Miles recommended that students run antivirus software, such as Symantec, to protect their computers from worms and viruses. Students should be “exceedingly wary of e-mail scams, e-mail attachments and web advertisements,” he said. Cornell’s I.T. Security website has more information about how to protect computers from malware.
While Cornell has not seen a major malware outbreak since the USB worm in October, new viruses are always a threat. Viruses appear in cycles, Schuster said. “Viruses are less common now than they were two and a half to three years ago,” he said, but “we’re starting to see more viruses again.”
New viruses and worms are often difficult to guard against. According to Symantec, nearly 2,000 new viruses were created every day in 2008. Anti-virus programs are only as good as the viruses they have analyzed, so they are constantly playing catch-up with the newest virus versions, Schuster said.
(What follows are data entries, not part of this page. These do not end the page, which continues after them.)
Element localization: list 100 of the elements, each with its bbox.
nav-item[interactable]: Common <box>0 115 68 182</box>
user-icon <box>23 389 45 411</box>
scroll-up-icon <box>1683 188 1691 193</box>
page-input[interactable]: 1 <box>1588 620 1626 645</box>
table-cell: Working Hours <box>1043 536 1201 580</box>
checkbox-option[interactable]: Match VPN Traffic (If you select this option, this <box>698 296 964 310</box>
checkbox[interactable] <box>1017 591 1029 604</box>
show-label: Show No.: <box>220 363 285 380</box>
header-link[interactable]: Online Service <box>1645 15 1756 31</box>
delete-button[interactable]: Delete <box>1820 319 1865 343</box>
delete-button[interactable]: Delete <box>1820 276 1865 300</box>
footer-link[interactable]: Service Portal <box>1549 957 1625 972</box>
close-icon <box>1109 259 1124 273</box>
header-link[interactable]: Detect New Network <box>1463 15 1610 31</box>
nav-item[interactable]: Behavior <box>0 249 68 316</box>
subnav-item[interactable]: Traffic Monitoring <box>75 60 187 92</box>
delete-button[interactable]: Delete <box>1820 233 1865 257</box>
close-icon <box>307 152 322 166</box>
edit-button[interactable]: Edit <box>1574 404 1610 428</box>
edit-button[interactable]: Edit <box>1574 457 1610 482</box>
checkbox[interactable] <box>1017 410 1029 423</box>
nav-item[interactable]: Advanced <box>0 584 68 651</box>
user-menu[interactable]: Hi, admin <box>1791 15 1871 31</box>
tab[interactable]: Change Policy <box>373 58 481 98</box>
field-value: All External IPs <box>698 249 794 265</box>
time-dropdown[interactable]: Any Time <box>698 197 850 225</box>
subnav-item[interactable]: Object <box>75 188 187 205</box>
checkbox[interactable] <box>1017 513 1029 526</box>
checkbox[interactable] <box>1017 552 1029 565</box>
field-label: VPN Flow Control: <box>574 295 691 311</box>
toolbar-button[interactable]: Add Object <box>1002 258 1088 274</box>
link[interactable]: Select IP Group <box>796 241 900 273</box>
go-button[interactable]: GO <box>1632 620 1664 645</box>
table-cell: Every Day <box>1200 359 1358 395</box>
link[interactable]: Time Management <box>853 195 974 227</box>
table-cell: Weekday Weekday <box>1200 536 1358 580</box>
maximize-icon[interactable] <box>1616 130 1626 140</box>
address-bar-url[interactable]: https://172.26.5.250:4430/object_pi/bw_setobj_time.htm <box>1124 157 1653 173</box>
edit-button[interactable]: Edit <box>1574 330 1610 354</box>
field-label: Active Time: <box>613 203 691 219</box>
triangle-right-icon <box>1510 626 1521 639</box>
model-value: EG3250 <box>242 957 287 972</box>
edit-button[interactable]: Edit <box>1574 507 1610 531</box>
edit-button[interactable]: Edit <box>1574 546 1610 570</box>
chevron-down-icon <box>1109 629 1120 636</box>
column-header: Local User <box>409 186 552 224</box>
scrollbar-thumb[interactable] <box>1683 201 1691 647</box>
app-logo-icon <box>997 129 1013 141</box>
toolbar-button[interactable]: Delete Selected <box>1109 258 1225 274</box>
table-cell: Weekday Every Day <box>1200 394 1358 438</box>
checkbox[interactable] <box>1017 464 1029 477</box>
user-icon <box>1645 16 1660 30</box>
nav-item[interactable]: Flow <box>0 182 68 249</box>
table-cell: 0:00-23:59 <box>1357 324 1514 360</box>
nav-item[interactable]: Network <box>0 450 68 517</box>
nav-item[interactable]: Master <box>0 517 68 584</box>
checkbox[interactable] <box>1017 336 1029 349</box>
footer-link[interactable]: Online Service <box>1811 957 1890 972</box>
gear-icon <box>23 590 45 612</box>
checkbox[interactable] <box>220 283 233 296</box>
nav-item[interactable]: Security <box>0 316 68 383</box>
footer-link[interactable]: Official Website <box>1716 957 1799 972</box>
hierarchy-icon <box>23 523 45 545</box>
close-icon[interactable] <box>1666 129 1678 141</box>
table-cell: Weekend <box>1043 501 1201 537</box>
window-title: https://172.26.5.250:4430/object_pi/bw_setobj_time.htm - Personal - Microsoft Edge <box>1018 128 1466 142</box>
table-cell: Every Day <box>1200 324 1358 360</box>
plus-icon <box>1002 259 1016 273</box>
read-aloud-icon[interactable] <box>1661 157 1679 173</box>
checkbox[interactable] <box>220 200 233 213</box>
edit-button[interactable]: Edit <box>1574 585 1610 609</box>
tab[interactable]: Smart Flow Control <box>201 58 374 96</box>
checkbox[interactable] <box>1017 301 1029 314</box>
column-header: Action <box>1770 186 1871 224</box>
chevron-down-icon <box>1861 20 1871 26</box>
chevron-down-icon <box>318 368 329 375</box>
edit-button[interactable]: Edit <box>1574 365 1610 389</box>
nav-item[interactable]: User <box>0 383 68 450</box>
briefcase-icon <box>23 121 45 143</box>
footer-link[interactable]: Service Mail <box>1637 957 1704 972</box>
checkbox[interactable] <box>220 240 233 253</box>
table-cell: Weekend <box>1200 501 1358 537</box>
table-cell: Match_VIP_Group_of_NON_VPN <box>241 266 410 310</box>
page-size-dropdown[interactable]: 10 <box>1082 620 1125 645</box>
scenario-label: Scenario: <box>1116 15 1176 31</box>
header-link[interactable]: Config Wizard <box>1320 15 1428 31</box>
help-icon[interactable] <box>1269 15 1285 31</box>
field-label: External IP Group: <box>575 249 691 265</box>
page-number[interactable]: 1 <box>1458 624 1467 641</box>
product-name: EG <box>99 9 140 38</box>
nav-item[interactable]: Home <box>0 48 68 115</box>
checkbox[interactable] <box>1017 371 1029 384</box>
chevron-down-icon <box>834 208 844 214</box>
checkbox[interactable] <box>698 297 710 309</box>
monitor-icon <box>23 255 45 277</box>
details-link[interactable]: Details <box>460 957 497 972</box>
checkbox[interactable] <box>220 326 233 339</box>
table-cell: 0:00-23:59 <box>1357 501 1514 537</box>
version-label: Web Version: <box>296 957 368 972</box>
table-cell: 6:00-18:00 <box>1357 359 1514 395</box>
“Even the best antivirus software is invariably behind malware authors,” Miles stated. Cornell’s contract with the Symantec’s antivirus software allows IT staff to submit virus samples for rapid analysis and quicker update of the software, he said.
Cornell has faced computer viruses since the earlier 1990s. In 1990, a Cornell graduate student wrote one of the first major viruses, termed the Morris Worm, which infected a nationwide computer network, according to The New York Times. The student, Robert Tappan Morris, who was eventually arrested, was one of the first to bring attention to the need for computer security.
According Tracy Mitrano, director of IT policy, Cornell and other universities have an especially difficult time guarding against computer infections. “Network security remains, in general, a significant challenge, and for higher education in particular because of the relatively open networks in keeping with its research missions,” she stated in an e-mail.
However, “Cornell has one of the best security teams in the country,” she added.